We're drawing closer and closer to the towers of Jupitar City. They cast domineering shadows on Restitution River's roiling current. Supergenic flyers zoom amidst the buildings of glittering glass. My heart thumps and shadows of guilt creep through the growing reeds of my excitement. I'm never going to see Amma or Appa again. Fear and mourning follow guilt. Bombarded by so much this morning, only now do I recall Ceph's words from last night.

Anton expired. My eyes water.

Ahead, the road forks. A sign points forward to Jupitar City. Ms. Karuthers veers left, following an arrow to a place called Mange Town. Wildflowers give way to crops of maize. A grain combine ploughs through the stalks, harvesting, shucking, and shelling then spitting out the remains.

A battered yellow bus sits on the shoulder of the road. People in coveralls move in the combine's wake. The workers have strange contraptions on their bodies.

Farming equipment? I wonder.

Metal gloves are screwed into a man's wrists. He winces as he collects and bundles shorn stalks. Another person is in what appears to be a deep sea diving helmet connected by a hose to a tank on wheels. He drags it behind him as he picks up stray cobs and puts them in a basket that a little girl balances on her head. She looks at me and waves. I wave back until I notice her mouth—its sewn shut with silver thread. My hand freezes.

Ms. Karuthers nods in satisfaction.

"If you fight the Manifestation," she says, "you could end up like them."

There's no mention of that in the Manifestation pamphlet.

We zoom away. The landscape changes, turning to bogs and marshlands. Partially submerged buildings rise amidst the cattails and swamp cabbage. I grimace at the smell from bubbling gases. Refuse litters the side of the road. Old tires, a fridge, and an overturned freight truck are surrounded by a sea of battered plastic dolls. I'm relieved to round a bend and leave their sad faces behind until I see what lies ahead.

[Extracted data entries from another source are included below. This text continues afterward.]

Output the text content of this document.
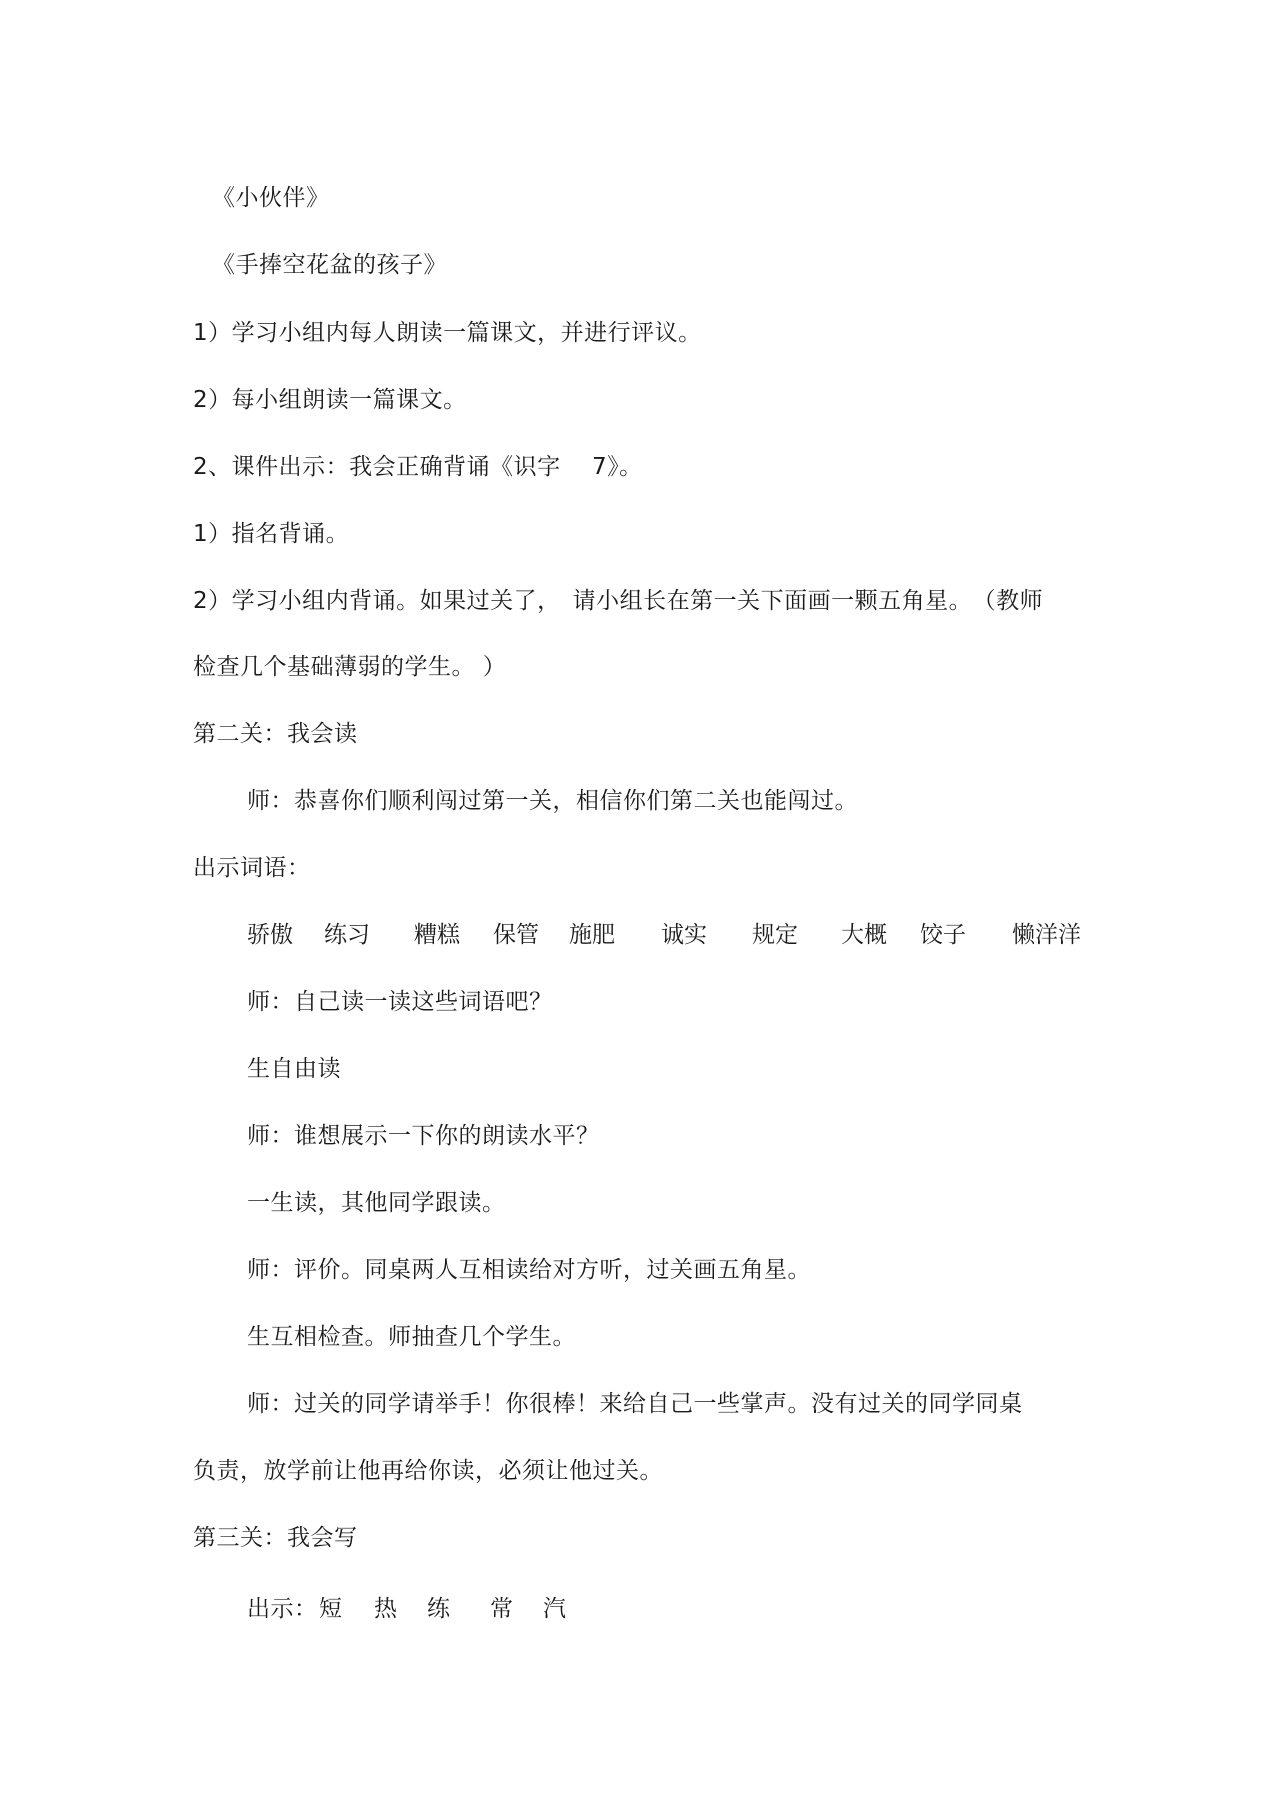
《小伙伴》
《手捧空花盆的孩子》
1）学习小组内每人朗读一篇课文，并进行评议。
2）每小组朗读一篇课文。
2、课件出示：我会正确背诵《识字　 7》。
1）指名背诵。
2）学习小组内背诵。如果过关了，　请小组长在第一关下面画一颗五角星。　（教师
检查几个基础薄弱的学生。 ）
第二关：我会读
师：恭喜你们顺利闯过第一关，相信你们第二关也能闯过。
出示词语：
骄傲 练习 糟糕 保管 施肥 诚实 规定 大概 饺子 懒洋洋
师：自己读一读这些词语吧？
生自由读
师：谁想展示一下你的朗读水平？
一生读，其他同学跟读。
师：评价。同桌两人互相读给对方听，过关画五角星。
生互相检查。师抽查几个学生。
师：过关的同学请举手！你很棒！来给自己一些掌声。没有过关的同学同桌
负责，放学前让他再给你读，必须让他过关。
第三关：我会写
出示： 短 热 练 常 汽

A cement wall rises three-stories high, forming the base of a crackling energy dome. We pass a sign that says, WELCOME TO MANGE TOWN. We stop at a security gate staffed by several Supergenics in shiny blue uniforms with a yellow star on each of their chests. They remind me of the protectors in the boroughs.

"They're called pacifiers. They're peacekeepers. It's all in your reducation modules," Ms. Karuthers tells me, speaking as if I should've covered all this since arriving last night.

Sorry, I think. I was busy being gagged, chained, and processing that my best friend from childhood died here instead of being given the new life he was promised. The same new life I was promised but, from what I can gather, not guaranteed.